The complaint merely alleges that the chairman's decision was wrongful. It does not allege any invidious discrimination on account of race, color, or otherwise, or that the decision was arbitrary or capricious. Why, or in what way, the action of the chairman was erroneous is not alleged. For aught that appears in the allegations of the complaint, it merely may have been erroneous because of misinterpretation of the rules of the political party regulating the selection of delegates from the precincts to the county convention, or because of error of fact in deciding which delegation received the most votes at the precinct caucus, or other like reasons, which in nowise involved invidious discrimination or amounted to a deprivation of any right or privilege of a citizen of the United States.
We shall assume, but not decide, because the complaint contains no allegation in respect thereto that the contest between the two delegations was decided by the chairman under the rules of the political party holding the convention authorizing him so to do.

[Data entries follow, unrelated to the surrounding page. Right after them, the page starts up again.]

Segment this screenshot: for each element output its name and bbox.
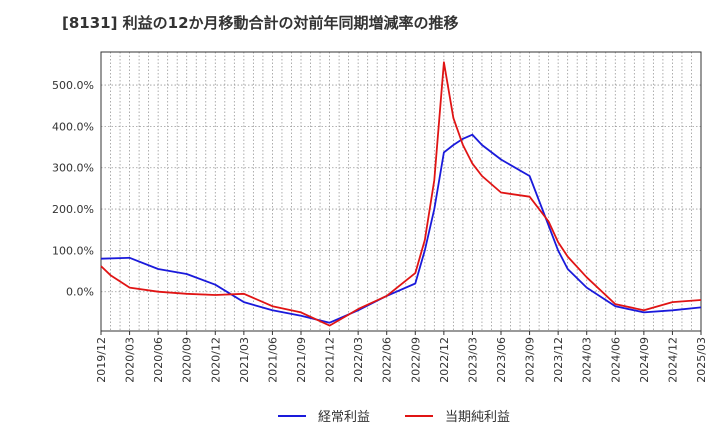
grid bbox=[101, 52, 701, 331]
x-tick-label: 2022/12 bbox=[438, 337, 451, 383]
x-tick-label: 2024/03 bbox=[581, 337, 594, 383]
axes: 0.0% 100.0% 200.0% 300.0% 400.0% 500.0% 2019/1… bbox=[52, 51, 708, 383]
y-tick-label: 300.0% bbox=[52, 162, 94, 175]
x-tick-label: 2023/03 bbox=[466, 337, 479, 383]
x-tick-label: 2022/03 bbox=[352, 337, 365, 383]
x-tick-label: 2021/06 bbox=[266, 337, 279, 383]
x-tick-label: 2021/03 bbox=[238, 337, 251, 383]
x-tick-label: 2021/12 bbox=[324, 337, 337, 383]
x-tick-label: 2024/09 bbox=[638, 337, 651, 383]
x-tick-label: 2023/09 bbox=[524, 337, 537, 383]
y-tick-label: 100.0% bbox=[52, 244, 94, 257]
x-tick-label: 2022/09 bbox=[409, 337, 422, 383]
series-line-2 bbox=[100, 61, 702, 327]
series-line-1 bbox=[100, 133, 702, 324]
x-tick-label: 2020/09 bbox=[181, 337, 194, 383]
x-tick-label: 2020/12 bbox=[209, 337, 222, 383]
y-tick-label: 0.0% bbox=[66, 286, 94, 299]
plot-frame bbox=[100, 51, 702, 332]
legend-label-1: 経常利益 bbox=[318, 410, 370, 425]
legend-label-2: 当期純利益 bbox=[445, 410, 510, 425]
x-tick-label: 2021/09 bbox=[295, 337, 308, 383]
x-tick-label: 2020/03 bbox=[124, 337, 137, 383]
legend: 経常利益 当期純利益 bbox=[278, 410, 510, 425]
x-tick-label: 2024/06 bbox=[609, 337, 622, 383]
x-tick-label: 2023/12 bbox=[552, 337, 565, 383]
y-tick-label: 200.0% bbox=[52, 203, 94, 216]
y-tick-label: 500.0% bbox=[52, 79, 94, 92]
x-tick-label: 2023/06 bbox=[495, 337, 508, 383]
x-tick-label: 2022/06 bbox=[381, 337, 394, 383]
x-tick-label: 2020/06 bbox=[152, 337, 165, 383]
x-tick-label: 2024/12 bbox=[666, 337, 679, 383]
y-tick-label: 400.0% bbox=[52, 120, 94, 133]
series-group bbox=[100, 61, 702, 327]
chart-title: [8131] 利益の12か月移動合計の対前年同期増減率の推移 bbox=[62, 14, 459, 32]
x-tick-label: 2025/03 bbox=[695, 337, 708, 383]
x-tick-label: 2019/12 bbox=[95, 337, 108, 383]
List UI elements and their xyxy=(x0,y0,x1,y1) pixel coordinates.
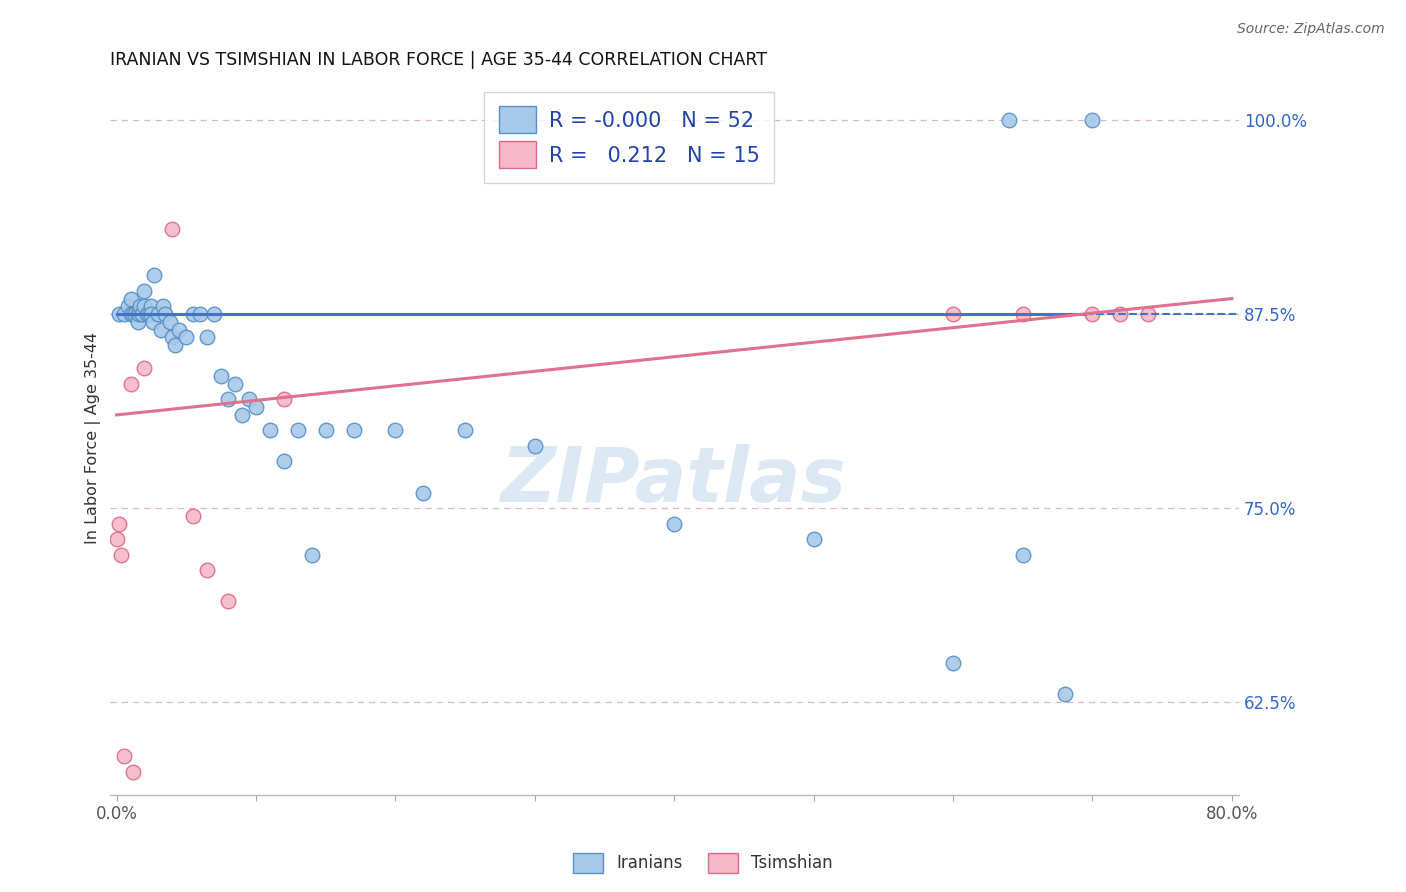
Point xyxy=(942,307,965,321)
Point xyxy=(273,392,295,407)
Point xyxy=(122,764,145,779)
Point xyxy=(129,299,152,313)
Point xyxy=(217,392,239,407)
Point xyxy=(942,656,965,670)
Point xyxy=(162,330,184,344)
Point xyxy=(195,330,218,344)
Point xyxy=(128,307,150,321)
Point xyxy=(245,400,267,414)
Point xyxy=(155,307,177,321)
Point xyxy=(134,361,156,376)
Point xyxy=(195,563,218,577)
Point xyxy=(803,532,825,546)
Point xyxy=(112,307,135,321)
Point xyxy=(1081,307,1104,321)
Point xyxy=(217,594,239,608)
Point xyxy=(124,307,146,321)
Point xyxy=(127,307,149,321)
Point xyxy=(143,268,166,283)
Point xyxy=(117,299,139,313)
Point xyxy=(209,369,232,384)
Point xyxy=(127,315,149,329)
Point xyxy=(120,376,142,391)
Legend: R = -0.000   N = 52, R =   0.212   N = 15: R = -0.000 N = 52, R = 0.212 N = 15 xyxy=(484,92,775,183)
Point xyxy=(120,292,142,306)
Y-axis label: In Labor Force | Age 35-44: In Labor Force | Age 35-44 xyxy=(86,332,101,544)
Point xyxy=(141,307,163,321)
Point xyxy=(188,307,211,321)
Point xyxy=(169,323,191,337)
Point xyxy=(412,485,434,500)
Point xyxy=(105,532,128,546)
Point xyxy=(122,307,145,321)
Point xyxy=(224,376,246,391)
Point xyxy=(141,299,163,313)
Point xyxy=(176,330,198,344)
Point xyxy=(1081,113,1104,128)
Point xyxy=(664,516,686,531)
Point xyxy=(997,113,1019,128)
Point xyxy=(259,424,281,438)
Point xyxy=(108,307,131,321)
Point xyxy=(1137,307,1160,321)
Point xyxy=(142,315,165,329)
Point xyxy=(238,392,260,407)
Point xyxy=(231,408,253,422)
Point xyxy=(1109,307,1132,321)
Point xyxy=(150,323,173,337)
Point xyxy=(120,307,142,321)
Point xyxy=(273,454,295,468)
Point xyxy=(138,307,160,321)
Point xyxy=(315,424,337,438)
Point xyxy=(523,439,546,453)
Point xyxy=(136,307,159,321)
Point xyxy=(148,307,170,321)
Point xyxy=(1011,548,1033,562)
Legend: Iranians, Tsimshian: Iranians, Tsimshian xyxy=(567,847,839,880)
Point xyxy=(301,548,323,562)
Point xyxy=(384,424,406,438)
Text: ZIPatlas: ZIPatlas xyxy=(501,444,848,518)
Point xyxy=(159,315,181,329)
Point xyxy=(1053,687,1076,701)
Point xyxy=(108,516,131,531)
Point xyxy=(454,424,477,438)
Point xyxy=(112,749,135,764)
Point xyxy=(134,284,156,298)
Point xyxy=(1011,307,1033,321)
Point xyxy=(131,307,153,321)
Point xyxy=(202,307,225,321)
Point xyxy=(181,508,204,523)
Point xyxy=(287,424,309,438)
Point xyxy=(134,299,156,313)
Point xyxy=(165,338,187,352)
Text: Source: ZipAtlas.com: Source: ZipAtlas.com xyxy=(1237,22,1385,37)
Point xyxy=(131,307,153,321)
Point xyxy=(181,307,204,321)
Point xyxy=(110,548,132,562)
Point xyxy=(152,299,174,313)
Text: IRANIAN VS TSIMSHIAN IN LABOR FORCE | AGE 35-44 CORRELATION CHART: IRANIAN VS TSIMSHIAN IN LABOR FORCE | AG… xyxy=(110,51,766,69)
Point xyxy=(342,424,364,438)
Point xyxy=(162,221,184,235)
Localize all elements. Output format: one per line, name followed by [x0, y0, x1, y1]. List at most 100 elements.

We shall further assume, without so deciding that the political party holding such convention under rules established by such party and not by rules prescribed by state law was "in effect" a state institution "through which sovereign power is exercised by the people," and that the holding and conducting of a political convention by such a party is under color of state law.1
We are of the opinion that the mere allegation that the decision was erroneous, even if coupled with such assumptions, was wholly insufficient to give the trial court jurisdiction under 28 U.S. C.A. § 1343 or 42 U.S.C.A. § 1983 to review the correctness of the decision of the chairman of the county convention as to which of the two contesting delegations was entitled to be seated at the county convention as the delegation from its precinct. Otherwise, a decision of a contest between two delegations, each claiming the right to be seated at a party convention, would be open to review in the federal courts on the mere allegation that the decision was erroneous.
Accordingly, the decision of the trial court dismissing the action for want of jurisdiction is affirmed.